Monday, February 8, 2016

Apocalypse - 1969 - Apocalypse

Apocalypse 
1969
Apocalypse

 


01. Life Is Your Profession
02. Let It Die
03. Patricia
04. Milkman
05. Try To Please Me
06. Pictures Of My Woman
07. Linda Jones
08. Blowing In Blow
09. Track Reflections Of A Summer (Bonus)

Gerd Müller (vocals, guitar)
Enrico Lombardi (vocals, guitar)
Bernd Scheffler (vocals, percussion, drums)
Jürgen Drews (vocals, guitars)



1969 album recorded by band also known as Die Anderen which is once again is full of excellent harmony laden psychedelic pop with lush production from Giorgio Moroder (the brains behind Donna Summer's "I Feel Love") .The band had started to experiment more on this their second album as the opening 6 minute track "Life is Your Profession" showed.The whole album is obviously influenced by the more stoned end of the Beatles. Detailed booklet rounds of this interesting German outfit.
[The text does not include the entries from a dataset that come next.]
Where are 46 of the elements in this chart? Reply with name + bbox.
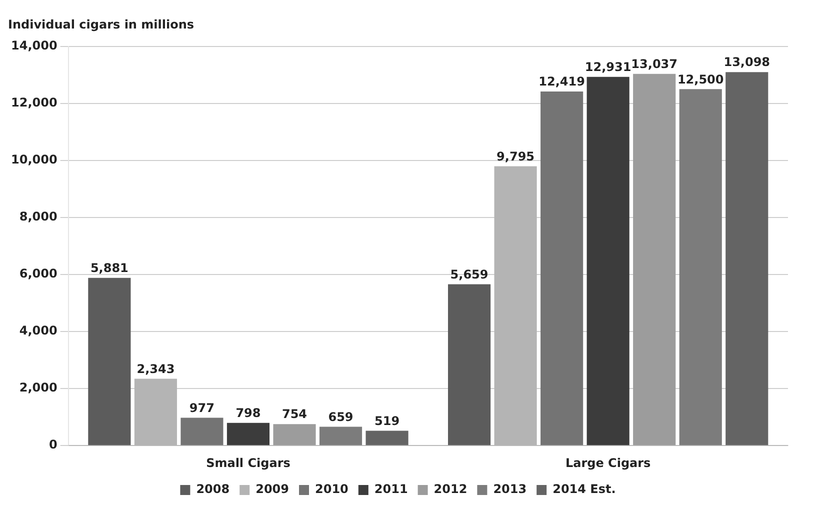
- bar: [134, 378, 177, 446]
- bar: [679, 89, 722, 446]
- data-label: 5,881: [90, 261, 128, 276]
- data-label: 519: [374, 414, 400, 428]
- data-label: 13,037: [631, 56, 678, 71]
- data-label: 5,659: [450, 267, 488, 282]
- data-label: 12,931: [584, 60, 632, 74]
- data-label: 2,343: [136, 362, 175, 376]
- bar: [448, 284, 491, 446]
- y-tick-label: 4,000: [19, 324, 58, 338]
- x-tick-label: Large Cigars: [565, 456, 651, 470]
- y-tick-label: 2,000: [19, 380, 58, 395]
- y-tick-label: 6,000: [19, 266, 58, 281]
- bar: [586, 76, 630, 446]
- legend-label: 2009: [256, 482, 290, 496]
- bar: [366, 430, 408, 446]
- y-tick-label: 8,000: [19, 210, 58, 224]
- legend-label: 2012: [434, 482, 468, 496]
- y-tick-label: 12,000: [10, 96, 58, 110]
- data-label: 754: [282, 407, 308, 422]
- bar: [88, 278, 131, 446]
- x-tick-label: Small Cigars: [206, 456, 290, 470]
- bar: [494, 166, 537, 446]
- data-label: 977: [189, 400, 214, 415]
- legend-label: 2011: [374, 482, 408, 496]
- y-tick-label: 0: [48, 438, 58, 452]
- bar: [319, 426, 362, 446]
- bar: [540, 91, 584, 446]
- bar: [180, 418, 224, 446]
- data-label: 13,098: [724, 55, 770, 70]
- legend-label: 2008: [196, 482, 230, 496]
- y-axis-title: Individual cigars in millions: [8, 17, 194, 32]
- data-label: 798: [236, 406, 261, 420]
- data-label: 12,419: [538, 74, 585, 89]
- data-label: 659: [328, 410, 354, 424]
- legend-label: 2010: [314, 482, 348, 496]
- bar: [226, 422, 270, 446]
- legend-label: 2014 Est.: [552, 482, 616, 496]
- bar: [633, 74, 676, 446]
- legend-label: 2013: [493, 482, 527, 496]
- y-tick-label: 10,000: [10, 152, 58, 167]
- y-tick-label: 14,000: [10, 38, 58, 53]
- bar: [273, 424, 316, 446]
- data-label: 9,795: [496, 149, 535, 164]
- bar: [726, 72, 768, 446]
- data-label: 12,500: [677, 72, 724, 86]
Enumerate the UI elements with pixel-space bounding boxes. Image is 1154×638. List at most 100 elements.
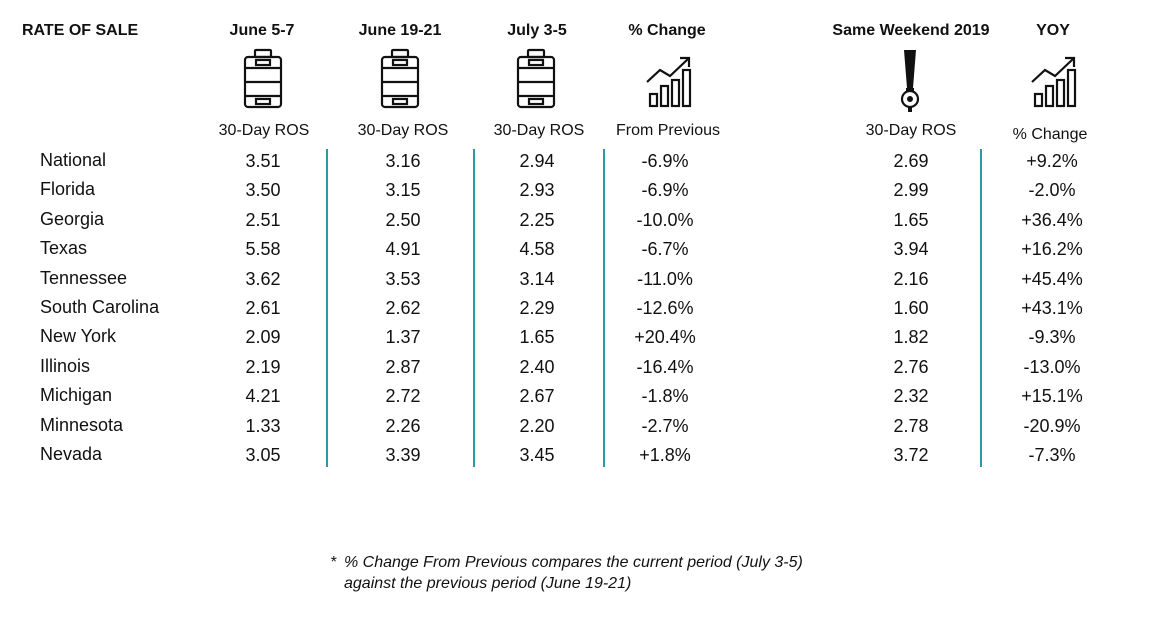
subheader-june5-7: 30-Day ROS xyxy=(218,122,310,139)
row-label: Minnesota xyxy=(40,414,124,435)
table-cell-june5-7: 2.19 xyxy=(245,356,281,377)
column-header-june5-7: June 5-7 xyxy=(229,22,295,39)
subheader-june19-21: 30-Day ROS xyxy=(357,122,449,139)
table-cell-june5-7: 3.62 xyxy=(245,268,281,289)
row-label: Georgia xyxy=(40,208,105,229)
table-cell-same-weekend-2019: 1.82 xyxy=(893,327,929,348)
footnote-marker: * xyxy=(330,554,337,571)
table-cell-june19-21: 2.50 xyxy=(385,209,421,230)
table-cell-pct-change: -6.7% xyxy=(641,239,689,260)
table-cell-pct-change: -6.9% xyxy=(641,151,689,171)
subheader-july3-5: 30-Day ROS xyxy=(493,122,585,139)
table-cell-yoy: -7.3% xyxy=(1028,445,1076,465)
column-header-same-weekend-2019: Same Weekend 2019 xyxy=(832,22,990,39)
table-cell-june19-21: 2.87 xyxy=(385,356,421,377)
row-label: New York xyxy=(40,326,117,347)
table-cell-same-weekend-2019: 3.94 xyxy=(893,239,929,260)
table-cell-same-weekend-2019: 1.60 xyxy=(893,298,929,318)
table-cell-june19-21: 3.16 xyxy=(385,151,421,171)
table-cell-yoy: -20.9% xyxy=(1023,415,1081,436)
growth-chart-icon xyxy=(1031,56,1077,108)
row-label: Nevada xyxy=(40,444,103,464)
table-cell-pct-change: -12.6% xyxy=(636,298,694,318)
table-cell-pct-change: -2.7% xyxy=(641,415,689,436)
table-cell-same-weekend-2019: 1.65 xyxy=(893,209,929,230)
table-cell-june5-7: 2.09 xyxy=(245,327,281,348)
table-cell-june19-21: 1.37 xyxy=(385,327,421,348)
subheader-same-weekend-2019: 30-Day ROS xyxy=(865,122,957,139)
table-cell-yoy: +43.1% xyxy=(1021,298,1083,318)
table-cell-june5-7: 5.58 xyxy=(245,239,281,260)
table-cell-july3-5: 2.25 xyxy=(519,209,555,230)
table-cell-same-weekend-2019: 2.16 xyxy=(893,268,929,289)
table-cell-july3-5: 3.14 xyxy=(519,268,555,289)
row-label: Texas xyxy=(40,238,88,259)
table-cell-pct-change: -16.4% xyxy=(636,356,694,377)
table-cell-july3-5: 4.58 xyxy=(519,239,555,260)
table-cell-yoy: +45.4% xyxy=(1021,268,1083,289)
table-cell-june5-7: 3.05 xyxy=(245,445,281,465)
table-cell-pct-change: +20.4% xyxy=(634,327,696,348)
table-cell-same-weekend-2019: 2.69 xyxy=(893,151,929,171)
table-cell-yoy: +15.1% xyxy=(1021,386,1083,407)
table-cell-july3-5: 2.40 xyxy=(519,356,555,377)
column-header-june19-21: June 19-21 xyxy=(358,22,442,39)
table-cell-yoy: +16.2% xyxy=(1021,239,1083,260)
subheader-pct-change: From Previous xyxy=(615,122,721,139)
keg-icon xyxy=(243,48,283,109)
table-cell-june5-7: 1.33 xyxy=(245,415,281,436)
table-cell-pct-change: -6.9% xyxy=(641,180,689,201)
table-cell-july3-5: 3.45 xyxy=(519,445,555,465)
table-cell-june5-7: 3.50 xyxy=(245,180,281,201)
table-cell-june19-21: 2.26 xyxy=(385,415,421,436)
table-cell-same-weekend-2019: 2.78 xyxy=(893,415,929,436)
row-label: National xyxy=(40,150,107,170)
column-divider xyxy=(603,149,605,467)
table-cell-june19-21: 3.15 xyxy=(385,180,421,201)
table-cell-yoy: -13.0% xyxy=(1023,356,1081,377)
row-label: South Carolina xyxy=(40,297,160,317)
table-title: RATE OF SALE xyxy=(22,22,139,39)
table-cell-yoy: -2.0% xyxy=(1028,180,1076,201)
row-label: Florida xyxy=(40,179,96,200)
table-cell-june19-21: 3.53 xyxy=(385,268,421,289)
table-cell-july3-5: 1.65 xyxy=(519,327,555,348)
table-cell-pct-change: -1.8% xyxy=(641,386,689,407)
table-cell-june19-21: 4.91 xyxy=(385,239,421,260)
column-divider xyxy=(326,149,328,467)
column-header-pct-change: % Change xyxy=(628,22,706,39)
table-cell-july3-5: 2.29 xyxy=(519,298,555,318)
keg-icon xyxy=(380,48,420,109)
column-header-july3-5: July 3-5 xyxy=(507,22,567,39)
subheader-yoy: % Change xyxy=(1012,126,1088,143)
column-divider xyxy=(980,149,982,467)
table-cell-pct-change: +1.8% xyxy=(639,445,691,465)
table-cell-june19-21: 3.39 xyxy=(385,445,421,465)
table-cell-same-weekend-2019: 2.76 xyxy=(893,356,929,377)
growth-chart-icon xyxy=(646,56,692,108)
table-cell-same-weekend-2019: 3.72 xyxy=(893,445,929,465)
row-label: Tennessee xyxy=(40,267,128,288)
column-divider xyxy=(473,149,475,467)
table-cell-same-weekend-2019: 2.99 xyxy=(893,180,929,201)
table-cell-yoy: -9.3% xyxy=(1028,327,1076,348)
footnote-line-2: against the previous period (June 19-21) xyxy=(344,575,632,592)
column-header-yoy: YOY xyxy=(1036,22,1070,39)
table-cell-june19-21: 2.62 xyxy=(385,298,421,318)
table-cell-june5-7: 4.21 xyxy=(245,386,281,407)
table-cell-july3-5: 2.93 xyxy=(519,180,555,201)
table-cell-june5-7: 2.51 xyxy=(245,209,281,230)
table-cell-june5-7: 2.61 xyxy=(245,298,281,318)
table-cell-july3-5: 2.94 xyxy=(519,151,555,171)
keg-icon xyxy=(516,48,556,109)
table-cell-yoy: +36.4% xyxy=(1021,209,1083,230)
table-cell-pct-change: -11.0% xyxy=(637,268,693,289)
row-label: Illinois xyxy=(40,355,91,376)
table-cell-yoy: +9.2% xyxy=(1026,151,1078,171)
table-cell-june19-21: 2.72 xyxy=(385,386,421,407)
table-cell-june5-7: 3.51 xyxy=(245,151,281,171)
table-cell-july3-5: 2.20 xyxy=(519,415,555,436)
row-label: Michigan xyxy=(40,385,113,406)
table-cell-july3-5: 2.67 xyxy=(519,386,555,407)
beer-tap-icon xyxy=(900,50,920,112)
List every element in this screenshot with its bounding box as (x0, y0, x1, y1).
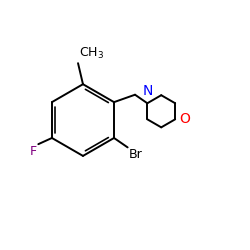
Text: F: F (30, 145, 37, 158)
Text: CH$_3$: CH$_3$ (79, 46, 104, 61)
Text: Br: Br (128, 148, 142, 161)
Text: N: N (142, 84, 152, 98)
Text: O: O (180, 112, 190, 126)
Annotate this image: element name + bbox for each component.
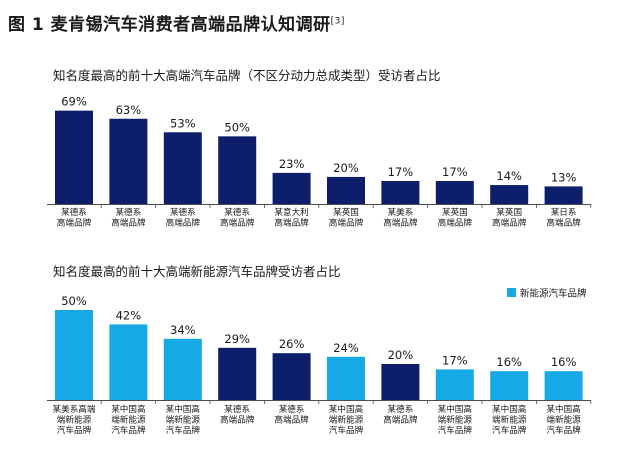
figure-title: 图 1 麦肯锡汽车消费者高端品牌认知调研[3] <box>8 15 345 35</box>
chart2-data-label: 16% <box>496 355 522 369</box>
chart1-data-label: 50% <box>224 120 250 134</box>
chart1-bar <box>435 180 474 204</box>
chart1-category-label: 某英国高端品牌 <box>329 206 364 229</box>
chart1-bar <box>218 136 257 204</box>
chart1-category-label: 某美系高端品牌 <box>383 206 418 229</box>
chart2-bar <box>55 310 93 400</box>
chart1-category-label: 某德系高端品牌 <box>57 206 92 229</box>
chart1-data-label: 17% <box>442 165 468 179</box>
chart2-category-label: 某中国高端新能源汽车品牌 <box>546 403 581 436</box>
chart1-bar <box>272 172 311 204</box>
chart2-category-label: 某中国高端新能源汽车品牌 <box>166 403 201 436</box>
chart1-bar <box>163 132 202 204</box>
chart2-category-label: 某德系高端品牌 <box>274 403 309 426</box>
chart1-data-label: 23% <box>279 157 305 171</box>
chart2-data-label: 42% <box>116 308 142 322</box>
chart1-data-label: 14% <box>496 169 522 183</box>
chart1-category-label: 某德系高端品牌 <box>111 206 146 229</box>
chart2-title: 知名度最高的前十大高端新能源汽车品牌受访者占比 <box>53 264 341 279</box>
chart1-data-label: 20% <box>333 161 359 175</box>
chart2-bar <box>544 371 583 400</box>
chart1-bar <box>55 110 93 204</box>
chart2-bar <box>218 347 257 400</box>
chart2-category-label: 某美系高端端新能源汽车品牌 <box>53 403 96 436</box>
chart2-category-label: 某中国高端新能源汽车品牌 <box>492 403 527 436</box>
chart2-bar <box>327 356 365 400</box>
chart2-bar <box>272 353 311 400</box>
chart2-data-label: 24% <box>333 341 359 355</box>
chart2-category-label: 某中国高端新能源汽车品牌 <box>438 403 473 436</box>
chart2-data-label: 34% <box>170 323 196 337</box>
figure-reference: [3] <box>330 16 345 27</box>
chart2-data-label: 29% <box>224 332 250 346</box>
chart1-data-label: 53% <box>170 116 196 130</box>
chart2-category-label: 某德系高端品牌 <box>383 403 418 426</box>
chart2-bar <box>109 324 148 400</box>
chart2-category-label: 某中国高端新能源汽车品牌 <box>329 403 364 436</box>
chart2-category-label: 某德系高端品牌 <box>220 403 255 426</box>
chart1-bar <box>109 118 148 204</box>
chart1-data-label: 63% <box>116 103 142 117</box>
chart2-bar <box>435 369 474 400</box>
chart1-data-label: 13% <box>551 170 577 184</box>
chart1-bar <box>490 185 529 204</box>
chart1-data-label: 69% <box>61 95 87 109</box>
chart1-category-label: 某英国高端品牌 <box>438 206 473 229</box>
chart2-bar <box>490 371 529 400</box>
chart2-bar <box>381 364 420 400</box>
chart2-data-label: 50% <box>61 294 87 308</box>
chart2-data-label: 17% <box>442 353 468 367</box>
chart2-bar <box>163 338 202 400</box>
chart1-bar <box>327 176 365 204</box>
chart1-category-label: 某意大利高端品牌 <box>274 206 309 229</box>
chart1-category-label: 某英国高端品牌 <box>492 206 527 229</box>
chart2-legend-label: 新能源汽车品牌 <box>520 288 587 300</box>
chart1-data-label: 17% <box>388 165 414 179</box>
chart1-category-label: 某德系高端品牌 <box>166 206 201 229</box>
chart1-category-label: 某日系高端品牌 <box>546 207 581 229</box>
chart1-category-label: 某德系高端品牌 <box>220 206 255 229</box>
chart2-data-label: 26% <box>279 337 305 351</box>
chart1-bar <box>544 186 583 204</box>
chart1-title: 知名度最高的前十大高端汽车品牌（不区分动力总成类型）受访者占比 <box>53 68 441 83</box>
chart1-bar <box>381 180 420 204</box>
chart2-legend-swatch <box>507 288 516 297</box>
chart2-data-label: 16% <box>551 355 577 369</box>
chart2-data-label: 20% <box>388 348 414 362</box>
chart2-category-label: 某中国高端新能源汽车品牌 <box>111 403 146 436</box>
The roots of the German band Apocalypse, formerly known - in Germany - as Die Anderen (The Others or The Differents), lie in a talent show, the so-called "Beat-Band-Ball", that took place in Kiel's Ostseehalle in 1966. This was where Jürgen Drews (lead guitar, vocals) met the members of the winning band Chimes of Freedom Bernd Scheffler (drums, vocals), Enrico Lombardi (bass, vocals) und Gerd Müller (guitar, vocals).

In his excellent book "STARPALAST und Skinny Minny" a documentary of the 60s and 70s Beat Music scene in the Kiel area author Klaus Härtel writes of the formation of this internationally famous band from northern Germany.

Jürgen Drews was born 02.04.1948 in Schleswig. When he was 14 he became a banjo player in a jazz band called Snirpels and discovered beat music through the cover band Monkeys. After the "Beat-Band-Ball" Drews successfully asked to join Chimes of Freedom as their lead guitarist. After a while their manager decided to change the band's sound and name. A German band should have a German name - this was not typical of the times. The name Die Anderen was chosen and contact with record company Ariola's in-house producer Giorgio Moroder followed. Moroder produced 2 albums and some singles for them. The band was notable for having four excellent harmonious vocalists, a keenness to play, originality coupled with a total commitment to making money. But they still had a long way to go and there were problems with differing attitudes about the essence and purpose of their music.

However, Die Anderen got the opportunity to play on "Show Chance 67", a ZDF national television show in the section "singing groups with instrumental backing". This raised the band's profile within their record company after which the company were prepared to fulfil all the band's wishes and gave them a blank cheque. Germany's top producers and arrangers were at their disposal together with the best available session musicians and the best studio - Pye Record Studio in London. It was in the Pye studio in July 1968 they started recording four singles, three of which were written by Müller and Lombardi.

With pride the four heroes returned home to Kiel from London, Drew reminisces today, and soon realised that it would be difficult to have a career if they remained as they were - different. They were heralded by creative but broke young filmmakers. They sang in a ZDF produced TV film "Zwischen Beat und Bach" (Between Beat and Bach) and in another ZDF programme they were the choir in the Wagner Opera "Meistersinger".
Their album "Kannibal Komix", released in 1968 on Ariola, was a milestone. The US film producer George Moorse, who was living in Munich at the time, got hold of a copy of the LP. Using the album as a soundtrack he produced the ghost film "Das Haus in Weiß" (The House in White). The film was as chaotic as the Beatles' "Magical Mystery Tour" and as such reflected the times.
The real kick to their career came in Hamburg's Star Club. A group of American managers travelled to Hamburg hoping to sign a German group. They had the choice of Hamburg band Wonderland with ex-Rattle Achim Reichel and a hitherto unknown musician and ex-US Army sergeant organist Les Humphries or "Die Anderen". The boys got their first US record deal. Colossus Records released the band's debut American record, 1968, under the name "Apocalypse" (LHC 23). This second album, a year later was also released in America.
The band's US career was over before it could really begin. Colossus Records went bust, things were also not going according to plan. The two albums and five singles were released internationally and while there is no doubt the music was artistically valuable and excellently produced nobody wanted to buy it. On 28.12.1969 the band split after a final gig in their hometown Kiel. Jürgen Drews went to Rome and became a movie actor. He also recorded his first solo single before joining the Les Humphries Singers with whom he enjoyed success for 5 years. Following this he started his solo career with which he is still well received by the media.